Lawyers for a university academic association alleged the U.S. Department of Homeland Security (DHS) targeted Georgetown University postdoctoral researcher Badar Khan Suri for his academic research and political speech.
These arguments, which lawyers explained July 10 in a Massachusetts federal court, are part of an ongoing lawsuit brought by the American Association of University Professors (AAUP), which includes Georgetown, against the federal government. The lawsuit argues the government detained and threatened students and faculty for protected speech, including former Columbia University student Mahmoud Khalil and Tufts University student Rumeysa Ozturk.

During the trial, senior DHS official Peter Hatch testified that a DHS profile of Khan Suri, called a “Report of Analysis” (ROA), looked at his research, teaching and pro-Palestinian advocacy, but not his personal life.
Vanessa Conlon, counsel for the plaintiffs, questioned Hatch on the contents of the ROA, saying the report included information about Khan Suri’s course from education tool Coursicle, links to his Georgetown webpage and descriptions of his research. Conlon said the ROA also included statements from third parties that alleged Khan Suri spread “Hamas propaganda.”
DHS’s Office of Intelligence, which Hatch leads, produced ROAs for students listed on the Israel-supporting doxing website Canary Mission, including Khan Suri, according to Hatch’s testimony. The Department of Justice’s National Security Division then summarized the findings for each ROA in a letter to the Department of State to decide to take action on the findings.
ROAs aim to inform immigration enforcement efforts by compiling information potentially relevant to violations of law. In Khan Suri’s case, Conlon argued the purported violations were based on Khan Suri’s protected academic and political speech.
The Hoya was unable to obtain a copy of the ROA for Khan Suri because it was sealed by the court.
Hatch defended the information the DHS analyst gathered, saying the ROA aims to paint a picture of the individual under scrutiny.
“We’re collecting information about — or reporting information about the individual, to understand the details about the individual,” Hatch said in court.
“We also put what car he drives or where he lives,” Hatch added. “It provides information to understand the individual and what that individual does.”
When pressed by Conlon, Hatch admitted that Khan Suri’s ROA lacks such personal information, including hobbies, weekend activities or his car. He also agreed with Conlon’s statement that ROAs should collect information only “pertinent potentially to a violation of law.”
Conlon said the ROA shows that DHS considered Khan Suri’s academic scholarship and social media posts as relevant to legal violations.
“In this instance, for a professor, what was potentially pertinent were articles about his scholarship, his course posting at his university and things that other people wrote about him on the internet,” Conlon said in court.
Hatch said the ROA includes the information a DHS analyst found, adding he “would assume” it represents all the potentially relevant information the analyst could find.
The ROA also included press reporting and social media posts alleging Khan Suri “spreads Hamas propaganda and promotes antisemitism on social media,” according to the testimony.
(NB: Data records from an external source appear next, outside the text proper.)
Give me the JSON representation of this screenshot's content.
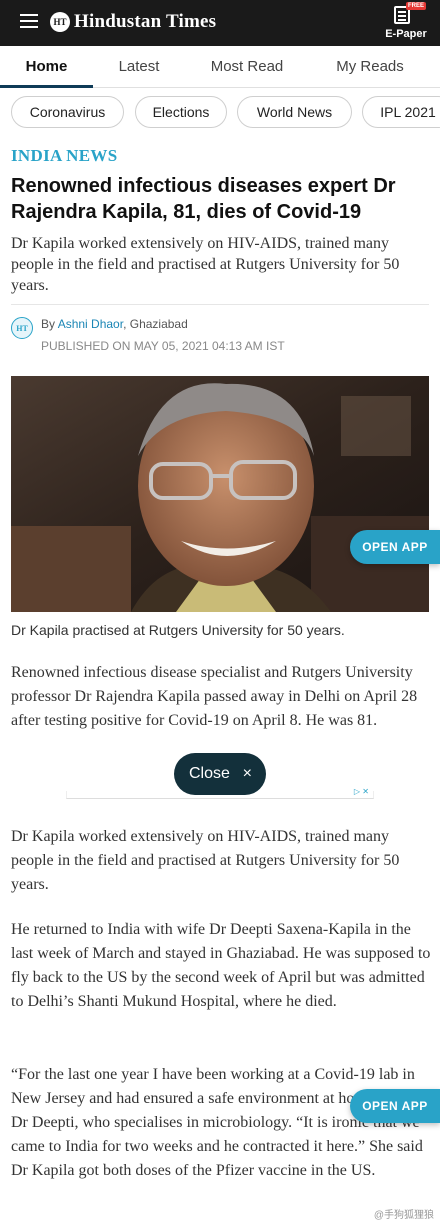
{
  "header": {
    "logo_mark": "HT",
    "logo_text": "Hindustan Times",
    "epaper_badge": "FREE",
    "epaper_label": "E-Paper"
  },
  "tabs": [
    {
      "label": "Home",
      "active": true
    },
    {
      "label": "Latest",
      "active": false
    },
    {
      "label": "Most Read",
      "active": false
    },
    {
      "label": "My Reads",
      "active": false
    }
  ],
  "chips": [
    "Coronavirus",
    "Elections",
    "World News",
    "IPL 2021"
  ],
  "article": {
    "section": "INDIA NEWS",
    "headline": "Renowned infectious diseases expert Dr Rajendra Kapila, 81, dies of Covid-19",
    "summary": "Dr Kapila worked extensively on HIV-AIDS, trained many people in the field and practised at Rutgers University for 50 years.",
    "byline_prefix": "By",
    "author": "Ashni Dhaor",
    "location": ", Ghaziabad",
    "published": "PUBLISHED ON MAY 05, 2021 04:13 AM IST",
    "caption": "Dr Kapila practised at Rutgers University for 50 years.",
    "paragraphs": [
      "Renowned infectious disease specialist and Rutgers University professor Dr Rajendra Kapila passed away in Delhi on April 28 after testing positive for Covid-19 on April 8. He was 81.",
      "Dr Kapila worked extensively on HIV-AIDS, trained many people in the field and practised at Rutgers University for 50 years.",
      "He returned to India with wife Dr Deepti Saxena-Kapila in the last week of March and stayed in Ghaziabad. He was supposed to fly back to the US by the second week of April but was admitted to Delhi’s Shanti Mukund Hospital, where he died.",
      "“For the last one year I have been working at a Covid-19 lab in New Jersey and had ensured a safe environment at home,” said Dr Deepti, who specialises in microbiology. “It is ironic that we came to India for two weeks and he contracted it here.” She said Dr Kapila got both doses of the Pfizer vaccine in the US."
    ]
  },
  "overlays": {
    "open_app": "OPEN APP",
    "close_label": "Close",
    "close_icon": "×",
    "ad_mark": "▷ ✕"
  },
  "watermark": "@手狗狐狸狼"
}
The DHS analyst who wrote the ROA specifically cited posts from Anna Stanley, a former British intelligence agent who wrote about Khan Suri online in February. Stanley, who works for the conservative think tank the Middle East Forum, later celebrated Khan Suri’s detainment on social media as the success of her posts.
Hatch said that just because a post appeared in the ROA does not mean the analyst recommends a specific action.
“The analyst did not say that that’s what the government thinks or did not recommend anything from that, just put the fact that there was an article or a post and this is what it said and this is who it is said by,” Hatch said.
Conlon said the analyst’s own writing appears to target Khan Suri for his pro-Palestinian advocacy.
“It says ‘Khan Suri appears to post pro-Palestinian content,’” Conlon said. “That is not an excerpt from social media, that is a characterization by the analyst about the nature of Mr. Suri’s online postings.”
John Armstrong, the top consular official for the State Department, testified July 11 that the State Department detained Khan Suri for alleged pro-Hamas advocacy.
“It cites Mr. Suri’s direct connection to Hamas leadership as well as his involvement in antisemitic activities that created a hostile environment for Jewish students in the United States,” Armstrong said in court.
The plaintiffs in the lawsuit seek to prevent the government from deporting students and faculty based on ideology by proving a pattern of content-based discriminatory enforcement. The trial is ongoing and is expected to last through the end of the week.
The lawsuit comes almost two months after a federal district court released Khan Suri from a 58-day federal detention. A federal appeals court upheld his release July 1.
AAUP president Todd Wolfson said the lawsuit seeks to defend academic freedom across all U.S. universities, regardless of the content of the speech.
“The Trump administration is going after international scholars and students who speak their minds about Palestine, but make no mistake: they won’t stop there,” Wolfson said in an April statement. “They’ll come next for those who teach the history of slavery or who provide gender-affirming health care or who research climate change or who counsel students about their reproductive choices.”
“We all have to draw a line together — as the old labor movement slogan says: an injury to one is an injury to all,” Wolfson added.